Все это способствовало созданию необычайного, отстраненного зрелища.
Игра преломляла действительность, но не переламывала ее.
Отстраненность зрелища в «Шестой части мира» помогала обострению мысли — не отвлеченной, вытекающей из суммы реальных жизненных обстоятельств.
Может быть, поэтому автор статьи отметил, что отсутствие театральности мешало успеху Вертова «до сих пор», статья была написана как раз в пору нарастающего успеха «Шестой части мира».

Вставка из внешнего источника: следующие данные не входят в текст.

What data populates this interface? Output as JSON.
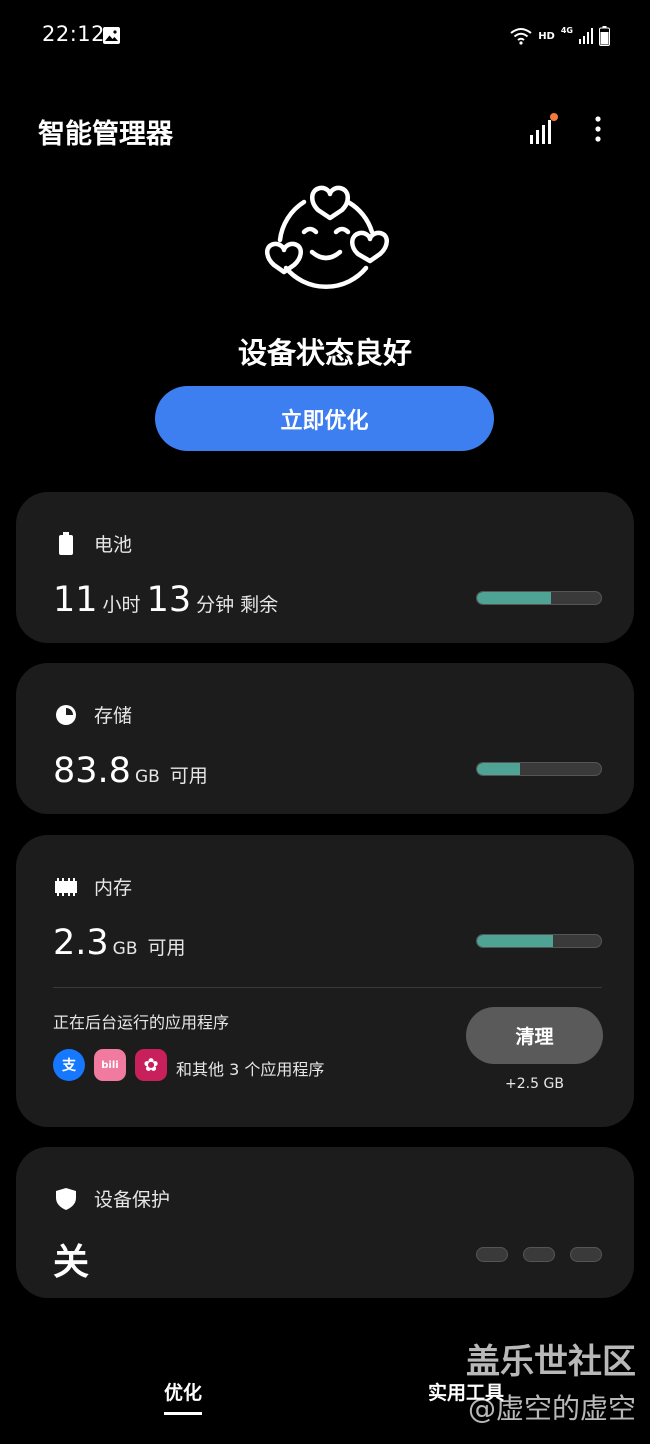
{
  "status_bar": {
    "time": "22:12",
    "network_hd": "HD",
    "network_4g": "4G"
  },
  "app": {
    "title": "智能管理器"
  },
  "hero": {
    "status": "设备状态良好",
    "optimize_label": "立即优化"
  },
  "battery": {
    "title": "电池",
    "hours": "11",
    "hours_unit": "小时",
    "minutes": "13",
    "minutes_unit": "分钟",
    "suffix": "剩余",
    "level": 0.6
  },
  "storage": {
    "title": "存储",
    "value": "83.8",
    "unit": "GB",
    "suffix": "可用",
    "used": 0.35
  },
  "memory": {
    "title": "内存",
    "value": "2.3",
    "unit": "GB",
    "suffix": "可用",
    "used": 0.61,
    "background_label": "正在后台运行的应用程序",
    "others_label": "和其他 3 个应用程序",
    "clean_label": "清理",
    "freed_label": "+2.5 GB",
    "apps": [
      {
        "name": "alipay-icon",
        "glyph": "支",
        "color": "#1677ff"
      },
      {
        "name": "bilibili-icon",
        "glyph": "bili",
        "color": "#f07aa0"
      },
      {
        "name": "flower-app-icon",
        "glyph": "✿",
        "color": "#c8205a"
      }
    ]
  },
  "protection": {
    "title": "设备保护",
    "status": "关"
  },
  "nav": {
    "tab_optimize": "优化",
    "tab_tools": "实用工具"
  },
  "watermark": {
    "line1": "盖乐世社区",
    "line2": "@虚空的虚空"
  },
  "colors": {
    "accent": "#3d7ff0",
    "progress": "#4ea394",
    "card": "#1c1c1c"
  }
}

Не случайно этот же номер «Афиш ТИМ» напечатал не безоговорочную, но в итоге благожелательную рецензию на фильм Вертова.
У Вертова не было прямых учителей.
Но у него были свои стойкие привязанности.
«Шестая часть мира» несла на себе отсвет одновременно трех его поэтических пристрастий, верность им он сохранял всю жизнь.
В стремлении рассказать о времени через себя и о себе через время, в желании воспеть шестую часть мира, в пафосе прямых ораторских обращений к массам, чеканном ритме поэтических кадров и строк — во всем этом жила любовь к Маяковскому.
Вертов не «продолжал» и не «развивал» Маяковского, не шел за ним «вслед», как писали позже некоторые критики, справедливо улавливая их близость.
Вертов шел самостоятельно.
Спустя полтора десятка лет, в войну, он говорил:
— Маяковский любил меня за то, что я не Маяковский. А Кацман не любит меня за то, что я не Кацман.
Кацман был редактором, в вертовские работы он постоянно вносил поправки.
Вертов шел самостоятельно — не к Маяковскому, а к себе.
Но понимание целей, методов искусства было предельно сближенным.
Творческая атмосфера, в которой жил Вертов, постоянно озарялась маяковскими молниями.
Существовал настрой на единую волну.
Кино двадцатых годов, в том числе Вертова, нельзя понять без Маяковского.
Но и поэзию тех лет, в том числе Маяковского (может быть, его в особенности), нельзя понять вне кинематографических явлений, в том числе и такого, как Вертов.
Октябрьская поэма «Хорошо» была написана через год после выхода «Шестой части мира».
Маяковский и Брик восторженно рассказывали о фильме немецкому писателю Ф.-К. Вейскопфу, приезжавшему в Москву в 1926 году.
Маяковский числил Вертова среди лефовцев, печатал его в своем журнале.
Вертов считал, что Маяковский в искусстве — Кино-Глаз, видит то, чего обычный глаз не видит, часто делал выписки из Маяковского, подтверждающие это: «Осмеянный у сегодняшнего племени, как длинный, скабрезный анекдот, вижу идущего через годы времени, которого не видит никто».